Proteste in Spanien radikalisieren sich
In Madrid kam es zu heftigen Auseinandersetzungen zwischen Bergarbeitern und Polizei, zu weiteren Protesten wird aufgerufen
Die neuen Sparpläne, mit denen die konservative Regierung in den nächsten zwei Jahren zusätzlich 65 Milliarden Euro einsparen will, machen die Stimmung in Spanien explosiv. Sehr deutlich wurde das zum Beispiel am Donnerstag, als Angestellte und Beamte auf die Straße gingen. Nachdem ihnen 2010 schon der Lohn gekürzt wurde, soll ihnen nun auch noch das Weihnachtsgeld gestrichen werden.
Das wollten auch Beschäftigte an höchsten spanischen Gerichten nicht ohne Protest hinnehmen.

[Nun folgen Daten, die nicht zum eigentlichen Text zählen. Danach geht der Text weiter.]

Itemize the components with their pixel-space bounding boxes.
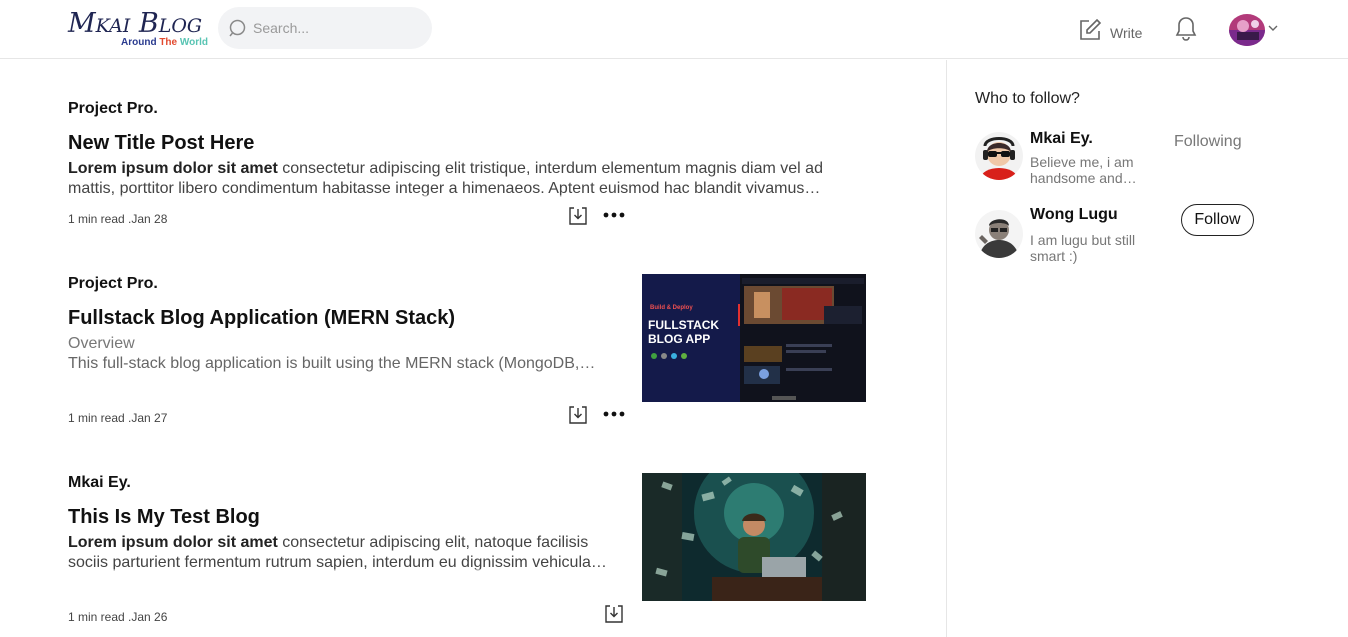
avatar[interactable]	[975, 210, 1023, 258]
post-meta: 1 min read .Jan 27	[68, 411, 168, 425]
logo[interactable]: Mkai Blog Around The World	[68, 8, 208, 50]
top-navbar: Mkai Blog Around The World Write	[0, 0, 1348, 59]
search-box[interactable]	[218, 7, 432, 49]
post-card: Project Pro. New Title Post Here Lorem i…	[68, 100, 868, 230]
post-author[interactable]: Project Pro.	[68, 100, 158, 118]
thumb-caption-small: Build & Deploy	[650, 305, 693, 311]
write-label: Write	[1110, 25, 1143, 41]
post-thumbnail[interactable]	[642, 473, 866, 601]
post-title[interactable]: New Title Post Here	[68, 132, 254, 155]
following-status[interactable]: Following	[1174, 133, 1242, 151]
excerpt-bold: Lorem ipsum dolor sit amet	[68, 160, 278, 177]
post-meta: 1 min read .Jan 28	[68, 212, 168, 226]
sidebar-divider	[946, 60, 947, 637]
follow-name[interactable]: Wong Lugu	[1030, 206, 1118, 224]
thumb-caption: FULLSTACK	[648, 318, 720, 332]
post-meta: 1 min read .Jan 26	[68, 610, 168, 624]
search-icon	[229, 19, 246, 37]
follow-bio: I am lugu but still smart :)	[1030, 232, 1136, 264]
post-author[interactable]: Mkai Ey.	[68, 474, 131, 492]
excerpt-text: This full-stack blog application is buil…	[68, 354, 596, 372]
logo-title: Mkai Blog	[68, 8, 203, 39]
edit-icon	[1080, 18, 1102, 40]
logo-tagline-word: World	[179, 37, 209, 48]
bookmark-icon[interactable]	[568, 405, 588, 425]
more-options-icon[interactable]	[603, 212, 625, 218]
logo-tagline: Around The World	[121, 37, 208, 48]
post-excerpt[interactable]: Overview This full-stack blog applicatio…	[68, 334, 608, 380]
bookmark-icon[interactable]	[604, 604, 624, 624]
post-excerpt[interactable]: Lorem ipsum dolor sit amet consectetur a…	[68, 533, 608, 577]
post-title[interactable]: Fullstack Blog Application (MERN Stack)	[68, 307, 455, 330]
excerpt-subtitle: Overview	[68, 335, 135, 352]
bookmark-icon[interactable]	[568, 206, 588, 226]
follow-name[interactable]: Mkai Ey.	[1030, 130, 1093, 148]
excerpt-bold: Lorem ipsum dolor sit amet	[68, 534, 278, 551]
write-button[interactable]: Write	[1078, 16, 1142, 44]
bell-icon	[1175, 17, 1197, 41]
follow-bio: Believe me, i am handsome and…	[1030, 154, 1137, 186]
post-card: Mkai Ey. This Is My Test Blog Lorem ipsu…	[68, 473, 868, 634]
thumb-caption: BLOG APP	[648, 332, 711, 346]
post-author[interactable]: Project Pro.	[68, 275, 158, 293]
sidebar-heading: Who to follow?	[975, 90, 1080, 107]
post-title[interactable]: This Is My Test Blog	[68, 506, 260, 529]
post-excerpt[interactable]: Lorem ipsum dolor sit amet consectetur a…	[68, 159, 828, 203]
notifications-button[interactable]	[1174, 16, 1198, 47]
follow-button[interactable]: Follow	[1181, 204, 1254, 236]
follow-suggestion: Mkai Ey. Believe me, i am handsome and… …	[975, 130, 1275, 190]
logo-tagline-word: The	[159, 37, 178, 48]
logo-tagline-word: Around	[121, 37, 157, 48]
user-avatar[interactable]	[1229, 14, 1265, 46]
post-card: Project Pro. Fullstack Blog Application …	[68, 274, 868, 425]
tech-icons	[651, 353, 687, 359]
chevron-down-icon[interactable]	[1268, 24, 1278, 32]
more-options-icon[interactable]	[603, 411, 625, 417]
search-input[interactable]	[253, 18, 423, 38]
follow-suggestion: Wong Lugu I am lugu but still smart :) F…	[975, 204, 1275, 266]
post-thumbnail[interactable]: Build & Deploy FULLSTACK BLOG APP	[642, 274, 866, 402]
avatar[interactable]	[975, 132, 1023, 180]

Auch viele Beschäftigte des Nationalen und des Obersten Gerichtshof verließen ihre Posten und zogen in der nahegelegene Genova-Straße vor den Sitz der regierenden Volkspartei (PP). Wie der zentrale Boulevard in der Innenstadt wurde auch diese Straße blockiert. "Das ist keine Krise, sondern ein Betrug" oder "Hände hoch, das ist ein Überfall", riefen sie dabei.
Letztlich stießen sie dabei sogar auf die Sympathie von Beamten der Guardia Civil, welche die Blockaden auflösen sollten. Sogar die Vereinigung der Guardia Civil (AUGC) - eine Gewerkschaft darf die Zivilgarde nicht gründen - hat die Mitglieder aufgerufen, sich an den Protesten zu beteiligen, die am Freitag von den Beschäftigten im öffentlichen Dienst im ganzen Land geplant sind. Auch Mehrheitsvereinigung der Zivilgarde spricht von "ungerechten Einschnitten" und kritisiert zudem die "Remilitarisierung" der Militäreinheit, was eine "Rückschritt" für die Demokratisierung und Modernisierung bedeute.

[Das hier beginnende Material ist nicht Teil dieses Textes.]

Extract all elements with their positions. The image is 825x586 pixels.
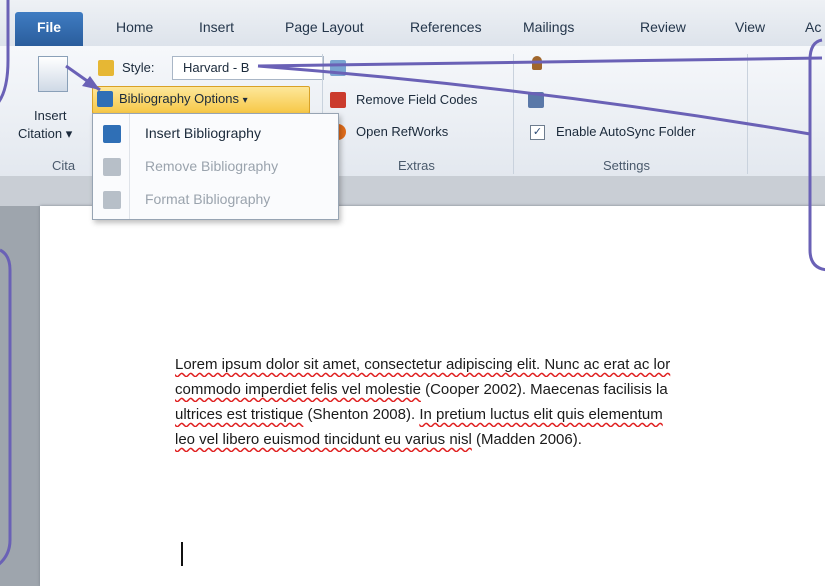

Die beiden großen spanischen Gewerkschaften rufen zu Protesten am Freitag auf. Sie mobilisieren auch ihre Mitglieder am 19. Juli zu landesweiten Großdemonstrationen. An diesem Tag, so wird allseits erwartet, werden die großen Arbeiterkommissionen (CCOO), Arbeiterunion (UGT) und kleinere Gewerkschaften zu einem neuen Generalstreiktag aufrufen. Der blüht nach dem Sommer. Er dürfte angesichts des enorm gestiegenen Unmuts im Land noch deutlich stärker werden, als der gegen die Arbeitsmarktreform im März, weil inzwischen auch vielen Beamten der Kragen platzt.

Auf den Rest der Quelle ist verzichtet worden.